Tiene unas salidas de lo más graciosas, a menudo relaciona ideas muy alejadas unas de otras y te hace estallar de la risa con alguno de sus comentarios.

Un buen día, estaba hablando y con sus 5 años y su cabeza llena de ideas y pájaros que aún no ha aprendido a dominar bien, le costaba poner orden y contar una historia. Su hermano, cansado de aguantar una explicación lenta la interrumpió, y ella, tal y como nos tiene habituados, se empezó a alterar.

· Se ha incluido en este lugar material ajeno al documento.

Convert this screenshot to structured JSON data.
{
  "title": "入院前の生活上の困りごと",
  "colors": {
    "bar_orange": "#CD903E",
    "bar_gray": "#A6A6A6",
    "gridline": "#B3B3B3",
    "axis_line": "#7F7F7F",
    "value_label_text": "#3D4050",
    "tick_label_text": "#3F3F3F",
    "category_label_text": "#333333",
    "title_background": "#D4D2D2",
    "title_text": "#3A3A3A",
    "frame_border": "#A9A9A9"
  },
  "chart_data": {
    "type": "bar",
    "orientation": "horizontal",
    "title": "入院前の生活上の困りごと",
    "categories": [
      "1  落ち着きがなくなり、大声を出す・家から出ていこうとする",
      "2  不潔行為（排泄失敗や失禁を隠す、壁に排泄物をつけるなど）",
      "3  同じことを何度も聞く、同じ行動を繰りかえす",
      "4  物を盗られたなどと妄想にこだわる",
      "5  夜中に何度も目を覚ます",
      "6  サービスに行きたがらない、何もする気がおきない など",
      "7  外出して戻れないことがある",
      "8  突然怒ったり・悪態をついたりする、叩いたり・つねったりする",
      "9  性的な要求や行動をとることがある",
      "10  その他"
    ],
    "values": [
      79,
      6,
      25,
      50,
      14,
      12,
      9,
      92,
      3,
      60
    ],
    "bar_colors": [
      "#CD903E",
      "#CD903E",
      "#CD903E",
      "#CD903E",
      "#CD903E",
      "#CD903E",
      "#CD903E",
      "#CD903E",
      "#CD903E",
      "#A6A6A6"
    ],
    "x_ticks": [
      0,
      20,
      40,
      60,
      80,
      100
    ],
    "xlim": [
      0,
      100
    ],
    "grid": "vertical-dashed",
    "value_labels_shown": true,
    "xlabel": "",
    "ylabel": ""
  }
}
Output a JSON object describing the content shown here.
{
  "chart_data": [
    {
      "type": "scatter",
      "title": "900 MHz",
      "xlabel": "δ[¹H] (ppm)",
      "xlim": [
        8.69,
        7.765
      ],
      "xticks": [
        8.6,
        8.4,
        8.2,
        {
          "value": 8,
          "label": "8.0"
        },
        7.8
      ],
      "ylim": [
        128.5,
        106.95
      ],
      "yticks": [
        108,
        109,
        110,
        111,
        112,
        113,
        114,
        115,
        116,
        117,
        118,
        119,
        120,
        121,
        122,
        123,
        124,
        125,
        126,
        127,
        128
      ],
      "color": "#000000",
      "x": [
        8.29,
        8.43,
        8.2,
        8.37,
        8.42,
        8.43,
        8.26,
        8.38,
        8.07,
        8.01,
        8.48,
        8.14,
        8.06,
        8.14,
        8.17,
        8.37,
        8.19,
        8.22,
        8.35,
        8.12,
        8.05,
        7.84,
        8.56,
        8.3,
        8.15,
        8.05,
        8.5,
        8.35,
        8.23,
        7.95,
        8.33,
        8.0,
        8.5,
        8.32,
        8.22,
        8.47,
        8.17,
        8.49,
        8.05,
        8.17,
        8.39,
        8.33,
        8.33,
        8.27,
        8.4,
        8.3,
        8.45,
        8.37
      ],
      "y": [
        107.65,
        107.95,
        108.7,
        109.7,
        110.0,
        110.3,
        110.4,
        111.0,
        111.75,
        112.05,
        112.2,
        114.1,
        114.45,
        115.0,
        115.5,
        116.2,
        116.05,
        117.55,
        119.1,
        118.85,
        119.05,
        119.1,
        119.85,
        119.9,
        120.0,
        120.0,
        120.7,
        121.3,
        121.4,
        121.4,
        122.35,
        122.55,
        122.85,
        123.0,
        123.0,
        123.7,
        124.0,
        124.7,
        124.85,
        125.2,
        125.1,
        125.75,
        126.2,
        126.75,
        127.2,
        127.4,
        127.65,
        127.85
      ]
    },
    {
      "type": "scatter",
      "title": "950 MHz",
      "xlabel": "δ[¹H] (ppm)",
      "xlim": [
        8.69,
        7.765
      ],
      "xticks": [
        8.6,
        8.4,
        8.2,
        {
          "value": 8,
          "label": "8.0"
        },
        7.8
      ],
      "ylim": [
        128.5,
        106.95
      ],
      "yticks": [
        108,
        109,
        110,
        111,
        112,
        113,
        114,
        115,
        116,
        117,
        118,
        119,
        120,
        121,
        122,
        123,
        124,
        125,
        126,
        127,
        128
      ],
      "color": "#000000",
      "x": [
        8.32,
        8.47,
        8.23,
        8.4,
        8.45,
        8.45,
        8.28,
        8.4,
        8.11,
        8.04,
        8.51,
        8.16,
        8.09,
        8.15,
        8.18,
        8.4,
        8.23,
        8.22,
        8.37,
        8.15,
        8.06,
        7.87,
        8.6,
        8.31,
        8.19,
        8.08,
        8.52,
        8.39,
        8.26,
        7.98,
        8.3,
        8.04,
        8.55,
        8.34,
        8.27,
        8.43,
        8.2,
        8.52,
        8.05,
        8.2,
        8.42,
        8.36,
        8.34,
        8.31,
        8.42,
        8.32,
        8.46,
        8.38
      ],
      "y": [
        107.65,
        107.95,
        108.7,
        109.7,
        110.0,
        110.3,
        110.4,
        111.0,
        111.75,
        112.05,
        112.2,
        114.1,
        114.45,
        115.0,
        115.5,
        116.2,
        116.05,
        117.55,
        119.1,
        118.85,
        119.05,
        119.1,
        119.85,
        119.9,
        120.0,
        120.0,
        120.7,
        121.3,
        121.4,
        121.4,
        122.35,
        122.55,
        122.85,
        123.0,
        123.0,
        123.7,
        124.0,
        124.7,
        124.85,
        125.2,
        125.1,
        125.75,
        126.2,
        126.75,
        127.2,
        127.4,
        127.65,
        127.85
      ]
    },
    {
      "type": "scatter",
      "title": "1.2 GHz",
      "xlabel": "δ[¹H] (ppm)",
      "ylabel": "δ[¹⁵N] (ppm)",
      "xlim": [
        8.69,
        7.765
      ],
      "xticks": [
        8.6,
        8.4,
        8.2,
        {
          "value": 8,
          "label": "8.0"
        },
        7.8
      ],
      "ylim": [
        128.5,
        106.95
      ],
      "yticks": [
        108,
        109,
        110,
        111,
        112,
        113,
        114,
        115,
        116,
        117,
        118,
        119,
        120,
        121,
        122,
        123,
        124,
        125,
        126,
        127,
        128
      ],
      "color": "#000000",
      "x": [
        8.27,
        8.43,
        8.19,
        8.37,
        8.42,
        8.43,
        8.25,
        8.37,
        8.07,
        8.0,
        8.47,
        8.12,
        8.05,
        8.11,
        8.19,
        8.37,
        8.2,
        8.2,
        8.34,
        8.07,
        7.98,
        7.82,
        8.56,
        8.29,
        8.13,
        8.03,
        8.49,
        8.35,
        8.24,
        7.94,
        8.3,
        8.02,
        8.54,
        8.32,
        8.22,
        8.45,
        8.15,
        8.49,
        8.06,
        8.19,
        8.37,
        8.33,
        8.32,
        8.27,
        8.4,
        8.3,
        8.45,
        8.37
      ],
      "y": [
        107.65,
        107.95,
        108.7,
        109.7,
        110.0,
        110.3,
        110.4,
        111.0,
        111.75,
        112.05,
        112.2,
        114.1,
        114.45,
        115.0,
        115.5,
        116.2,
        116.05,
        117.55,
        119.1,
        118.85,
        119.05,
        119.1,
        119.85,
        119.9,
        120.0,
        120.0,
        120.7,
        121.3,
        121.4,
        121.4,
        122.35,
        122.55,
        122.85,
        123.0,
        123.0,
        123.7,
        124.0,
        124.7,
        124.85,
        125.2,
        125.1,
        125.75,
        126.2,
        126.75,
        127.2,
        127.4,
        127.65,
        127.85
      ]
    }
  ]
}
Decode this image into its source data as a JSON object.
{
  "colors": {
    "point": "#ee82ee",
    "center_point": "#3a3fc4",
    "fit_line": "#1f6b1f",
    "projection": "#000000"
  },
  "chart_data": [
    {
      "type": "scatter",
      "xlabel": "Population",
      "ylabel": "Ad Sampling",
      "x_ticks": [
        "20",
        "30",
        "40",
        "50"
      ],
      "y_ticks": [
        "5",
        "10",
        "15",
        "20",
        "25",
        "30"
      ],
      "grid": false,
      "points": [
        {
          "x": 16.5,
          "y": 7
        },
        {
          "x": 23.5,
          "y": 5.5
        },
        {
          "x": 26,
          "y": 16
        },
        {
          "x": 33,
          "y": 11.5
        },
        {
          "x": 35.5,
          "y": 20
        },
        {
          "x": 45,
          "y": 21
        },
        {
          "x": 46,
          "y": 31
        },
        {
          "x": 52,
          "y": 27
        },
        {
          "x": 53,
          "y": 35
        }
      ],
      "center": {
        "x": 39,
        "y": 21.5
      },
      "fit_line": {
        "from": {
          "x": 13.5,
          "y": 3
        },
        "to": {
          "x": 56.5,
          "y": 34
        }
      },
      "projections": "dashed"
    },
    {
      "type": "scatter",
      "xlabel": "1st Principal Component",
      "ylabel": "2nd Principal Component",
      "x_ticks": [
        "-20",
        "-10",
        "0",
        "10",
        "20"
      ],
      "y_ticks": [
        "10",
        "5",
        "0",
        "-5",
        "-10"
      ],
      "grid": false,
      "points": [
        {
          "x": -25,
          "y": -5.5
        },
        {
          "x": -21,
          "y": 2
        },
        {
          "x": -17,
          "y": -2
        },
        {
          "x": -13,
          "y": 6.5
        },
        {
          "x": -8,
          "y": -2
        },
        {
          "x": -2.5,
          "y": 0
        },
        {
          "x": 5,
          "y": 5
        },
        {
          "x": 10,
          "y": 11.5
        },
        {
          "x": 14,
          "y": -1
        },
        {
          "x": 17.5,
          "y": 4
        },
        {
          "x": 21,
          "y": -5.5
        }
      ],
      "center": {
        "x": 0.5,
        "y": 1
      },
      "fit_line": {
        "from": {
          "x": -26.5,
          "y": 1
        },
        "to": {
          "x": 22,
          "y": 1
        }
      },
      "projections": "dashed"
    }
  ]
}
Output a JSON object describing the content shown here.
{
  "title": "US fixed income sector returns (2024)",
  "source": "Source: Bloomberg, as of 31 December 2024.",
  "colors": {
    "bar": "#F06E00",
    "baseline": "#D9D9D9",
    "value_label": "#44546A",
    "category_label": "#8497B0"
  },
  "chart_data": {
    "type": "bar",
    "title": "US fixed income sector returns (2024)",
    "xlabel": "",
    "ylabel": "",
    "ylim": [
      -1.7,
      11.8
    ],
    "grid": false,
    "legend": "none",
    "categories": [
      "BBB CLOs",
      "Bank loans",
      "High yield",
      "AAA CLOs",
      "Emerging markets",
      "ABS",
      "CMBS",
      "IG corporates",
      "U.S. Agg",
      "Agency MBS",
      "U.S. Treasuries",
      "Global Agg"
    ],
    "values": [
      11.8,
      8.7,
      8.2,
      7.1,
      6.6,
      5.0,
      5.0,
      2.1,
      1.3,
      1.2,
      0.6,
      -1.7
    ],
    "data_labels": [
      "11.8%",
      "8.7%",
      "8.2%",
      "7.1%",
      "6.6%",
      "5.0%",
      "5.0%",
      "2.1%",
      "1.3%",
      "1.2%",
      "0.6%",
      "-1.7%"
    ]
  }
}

No le gusta que le interrumpan, levanta la voz, te grita, incluso aunque la interrupción sea para decir algo que aporta realmente. Ella siente que pierde el hilo y un día nos grito:

«¡Que se me va el pato!»

Entiendo perfectamente a lo que se refiere. Ese momento donde la cabeza va a mil y tienes que soltar toda la idea y si no, se esfuma. A menudo intentas recordar y dices: «ya no sé que iba a decir».

Hemos acuñado la expresión en casa.

Estoy encantado de recibir temas (melones) o comentarios para publicarlos. Cuéntame tu experiencia o abre temas interesantes.


Comentarios

Una respuesta a ««¡Se me va el pato!»»

  1. Hace unos años que llevamos una lista en el móvil y anotamos sus invenciones: desde biciclistas a tóntolas, todas tienen un por qué y cuando las releemos nos reímos mucho.